Starting pension contributions at the age of 27 could result in losing £54,000 in retirement, compared to those who start investing at the age of 22, Standard Life has found.
Research by the savings firm found that those who begin working on a salary of £25,000 from the age of 22 could have a total retirement fund of £434,000 by the age of 66, not adjusted for inflation, when paying the minimum monthly auto-enrolment contributions of 5% employee, 3% employer.
However, by waiting five years to start make these contributions, pension savers could result in a total pot that is £54,000 less at £380,000.
Furthermore, the research revealed that waiting until the ages of 37 and 42 years old can lead to losses of £158,000 and £208,000 respectively.
Managing director for retail direct at Standard Life, Dean Butler, said: "It’s remarkable to see how just a five-year delay in saving in your twenties can significantly reduce the pension you retire on by tens of thousands of pounds. At the start of a career and when first earning money it can be tempting to spend as much as possible.
"However, as our analysis shows, if your finances permit and it’s appropriate for your circumstances, the sooner you engage with and begin to contribute to your pension, the better your ultimate retirement outcome could be."
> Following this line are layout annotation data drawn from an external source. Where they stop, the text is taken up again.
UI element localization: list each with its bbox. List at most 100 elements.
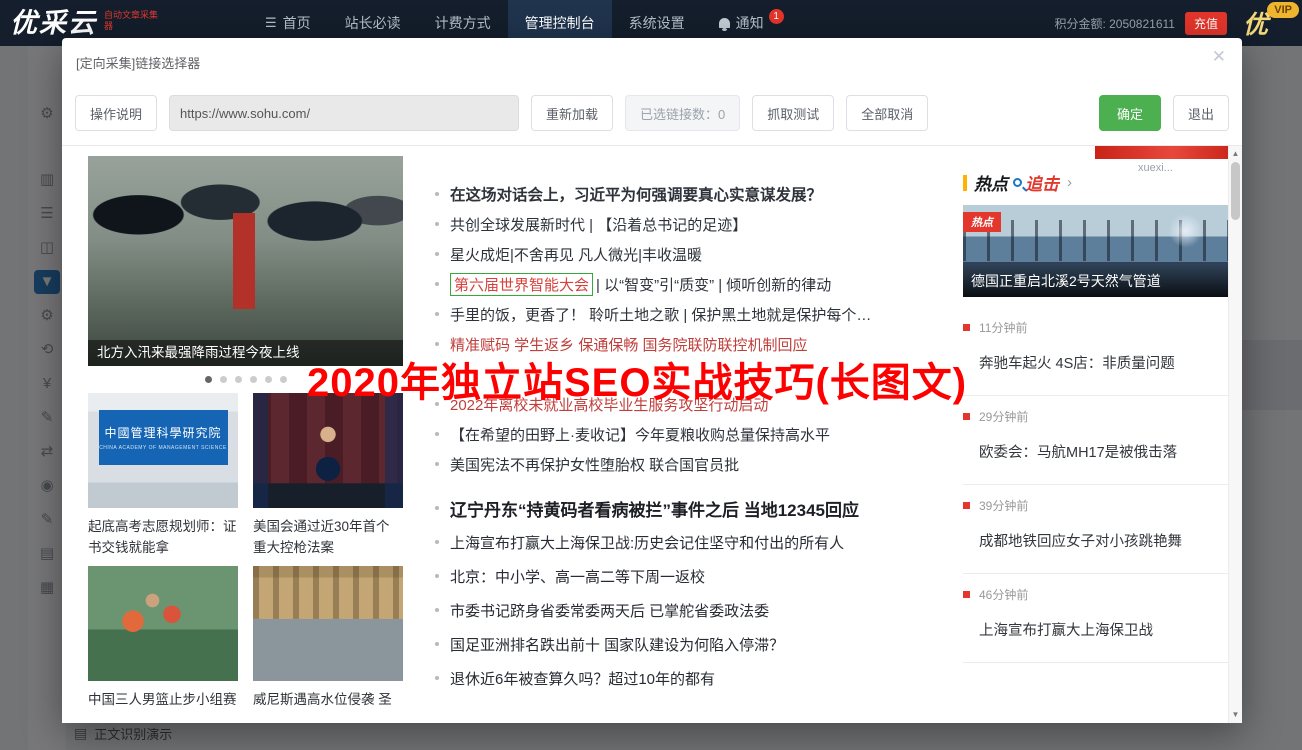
news-link[interactable]: 共创全球发展新时代 | 【沿着总书记的足迹】 [435, 209, 935, 239]
bullet-icon [435, 574, 439, 578]
dot-icon[interactable] [264, 376, 272, 383]
news-link[interactable]: 手里的饭，更香了！ 聆听土地之歌 | 保护黑土地就是保护每个… [435, 299, 935, 329]
bullet-icon [435, 432, 439, 436]
bullet-icon [435, 506, 439, 510]
hot-item-title[interactable]: 欧委会：马航MH17是被俄击落 [979, 441, 1228, 462]
exit-button[interactable]: 退出 [1172, 95, 1229, 131]
selected-link-highlight[interactable]: 第六届世界智能大会 [450, 272, 594, 296]
promo-banner-caption: xuexi... [1138, 162, 1173, 174]
nav-label-notifications: 通知 [735, 15, 764, 31]
hot-list: 11分钟前 奔驰车起火 4S店：非质量问题 29分钟前 欧委会：马航MH17是被… [963, 307, 1228, 663]
hot-item[interactable]: 46分钟前 上海宣布打赢大上海保卫战 [963, 574, 1228, 663]
dot-icon[interactable] [279, 376, 287, 383]
bullet-icon [435, 642, 439, 646]
promo-banner [1095, 146, 1235, 159]
square-bullet-icon [963, 591, 970, 598]
hot-title-right: 追击 [1025, 175, 1059, 194]
news-link[interactable]: 辽宁丹东“持黄码者看病被拦”事件之后 当地12345回应 [435, 491, 935, 525]
hot-time: 39分钟前 [979, 499, 1029, 513]
carousel-image [88, 156, 403, 366]
square-bullet-icon [963, 413, 970, 420]
dot-icon[interactable] [204, 376, 212, 383]
embedded-page: 北方入汛来最强降雨过程今夜上线 中國管理科學研究院 CHINA ACADEMY … [62, 145, 1242, 723]
dot-icon[interactable] [249, 376, 257, 383]
news-link-selected[interactable]: 第六届世界智能大会 | 以“智变”引“质变” | 倾听创新的律动 [435, 269, 935, 299]
scroll-down-icon[interactable]: ▼ [1229, 708, 1242, 722]
card-image: 中國管理科學研究院 CHINA ACADEMY OF MANAGEMENT SC… [88, 393, 238, 508]
chevron-right-icon[interactable]: › [1067, 174, 1072, 191]
hot-title-left: 热点 [974, 175, 1008, 194]
hot-item-title[interactable]: 上海宣布打赢大上海保卫战 [979, 619, 1228, 640]
content-scrollbar[interactable]: ▲ ▼ [1228, 146, 1242, 723]
hot-item[interactable]: 39分钟前 成都地铁回应女子对小孩跳艳舞 [963, 485, 1228, 574]
hot-item[interactable]: 11分钟前 奔驰车起火 4S店：非质量问题 [963, 307, 1228, 396]
news-card[interactable]: 美国会通过近30年首个重大控枪法案 [253, 393, 403, 558]
news-card[interactable]: 威尼斯遇高水位侵袭 圣 [253, 566, 403, 710]
watermark-text: 2020年独立站SEO实战技巧(长图文) [307, 361, 968, 405]
bullet-icon [435, 222, 439, 226]
bullet-icon [435, 462, 439, 466]
card-caption[interactable]: 中国三人男篮止步小组赛 [88, 689, 238, 710]
hot-feature-story[interactable]: 热点 德国正重启北溪2号天然气管道 [963, 205, 1228, 297]
carousel[interactable]: 北方入汛来最强降雨过程今夜上线 [88, 156, 403, 366]
vip-badge: VIP [1267, 2, 1299, 18]
grab-test-button[interactable]: 抓取测试 [752, 95, 835, 131]
dot-icon[interactable] [219, 376, 227, 383]
hot-column: 热点 追击 › 热点 德国正重启北溪2号天然气管道 11分钟前 奔驰车起火 4S… [963, 146, 1228, 663]
accent-bar [963, 174, 967, 191]
news-card[interactable]: 中國管理科學研究院 CHINA ACADEMY OF MANAGEMENT SC… [88, 393, 238, 558]
magnifier-icon [1013, 178, 1022, 187]
news-link[interactable]: 上海宣布打赢大上海保卫战:历史会记住坚守和付出的所有人 [435, 525, 935, 559]
institute-name: 中國管理科學研究院 [104, 426, 222, 441]
dot-icon[interactable] [234, 376, 242, 383]
close-icon[interactable]: ✕ [1212, 47, 1226, 67]
bullet-icon [435, 252, 439, 256]
recharge-button[interactable]: 充值 [1184, 11, 1227, 35]
hot-badge: 热点 [963, 212, 1001, 232]
news-link[interactable]: 国足亚洲排名跌出前十 国家队建设为何陷入停滞？ [435, 627, 935, 661]
hot-section-header: 热点 追击 › [963, 170, 1228, 195]
bullet-icon [435, 192, 439, 196]
hot-item[interactable]: 29分钟前 欧委会：马航MH17是被俄击落 [963, 396, 1228, 485]
help-button[interactable]: 操作说明 [75, 95, 158, 131]
news-link[interactable]: 星火成炬|不舍再见 凡人微光|丰收温暖 [435, 239, 935, 269]
bullet-icon [435, 342, 439, 346]
card-caption[interactable]: 威尼斯遇高水位侵袭 圣 [253, 689, 403, 710]
dialog-toolbar: 操作说明 重新加载 已选链接数：0 抓取测试 全部取消 确定 退出 [75, 95, 1229, 131]
bullet-icon [435, 312, 439, 316]
bullet-icon [435, 676, 439, 680]
logo-subtitle: 自动文章采集器 [104, 10, 159, 31]
card-caption[interactable]: 起底高考志愿规划师：证书交钱就能拿 [88, 516, 238, 558]
card-image [88, 566, 238, 681]
square-bullet-icon [963, 324, 970, 331]
news-card[interactable]: 中国三人男篮止步小组赛 [88, 566, 238, 710]
nav-right-area: 积分金额: 2050821611 充值 优 [1054, 5, 1268, 41]
app-logo[interactable]: 优采云 自动文章采集器 [10, 3, 248, 43]
hot-item-title[interactable]: 成都地铁回应女子对小孩跳艳舞 [979, 530, 1228, 551]
news-link[interactable]: 市委书记跻身省委常委两天后 已掌舵省委政法委 [435, 593, 935, 627]
hot-item-title[interactable]: 奔驰车起火 4S店：非质量问题 [979, 352, 1228, 373]
news-link[interactable]: 在这场对话会上，习近平为何强调要真心实意谋发展？ [435, 179, 935, 209]
cancel-all-button[interactable]: 全部取消 [846, 95, 929, 131]
bullet-icon [435, 540, 439, 544]
screen: 优采云 自动文章采集器 ☰ 首页 站长必读 计费方式 管理控制台 系统设置 通知… [0, 0, 1302, 750]
url-input[interactable] [169, 95, 520, 131]
news-link[interactable]: 北京：中小学、高一高二等下周一返校 [435, 559, 935, 593]
bullet-icon [435, 608, 439, 612]
hot-time: 46分钟前 [979, 588, 1029, 602]
square-bullet-icon [963, 502, 970, 509]
menu-icon: ☰ [265, 15, 277, 30]
scroll-up-icon[interactable]: ▲ [1229, 147, 1242, 161]
bullet-icon [435, 282, 439, 286]
institute-subtitle: CHINA ACADEMY OF MANAGEMENT SCIENCE [99, 445, 227, 452]
hot-time: 29分钟前 [979, 410, 1029, 424]
card-image [253, 566, 403, 681]
news-link[interactable]: 【在希望的田野上·麦收记】今年夏粮收购总量保持高水平 [435, 419, 935, 449]
reload-button[interactable]: 重新加载 [531, 95, 614, 131]
card-caption[interactable]: 美国会通过近30年首个重大控枪法案 [253, 516, 403, 558]
news-link[interactable]: 退休近6年被查算久吗？超过10年的都有 [435, 661, 935, 695]
news-link[interactable]: 美国宪法不再保护女性堕胎权 联合国官员批 [435, 449, 935, 479]
dialog-title: [定向采集]链接选择器 [76, 56, 201, 71]
scrollbar-thumb[interactable] [1231, 162, 1240, 220]
confirm-button[interactable]: 确定 [1098, 95, 1161, 131]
Standard Life added that the key difference between investing at these different ages is the power of compound investment growth.
However, it said although the balance must be struck between putting money away for future and meeting near-term costs and goals, these figures highlight the challenge that delaying savings for a number of years can create in the long-run.
Butler added: "Our calculations show that contributing to your pension from the very start of your career can mean the potential investment growth is much more significant and can result in a much larger retirement pot. For those in a position to do so, consistently paying into a pension from as early an age as possible and topping up payments, especially in your twenties, thirties or early forties, can make a massive difference over time.
"The longer you wait to start the worse off you could be by the time you stop working, so if you’re able to save into a pension your future self is likely to thank you for it."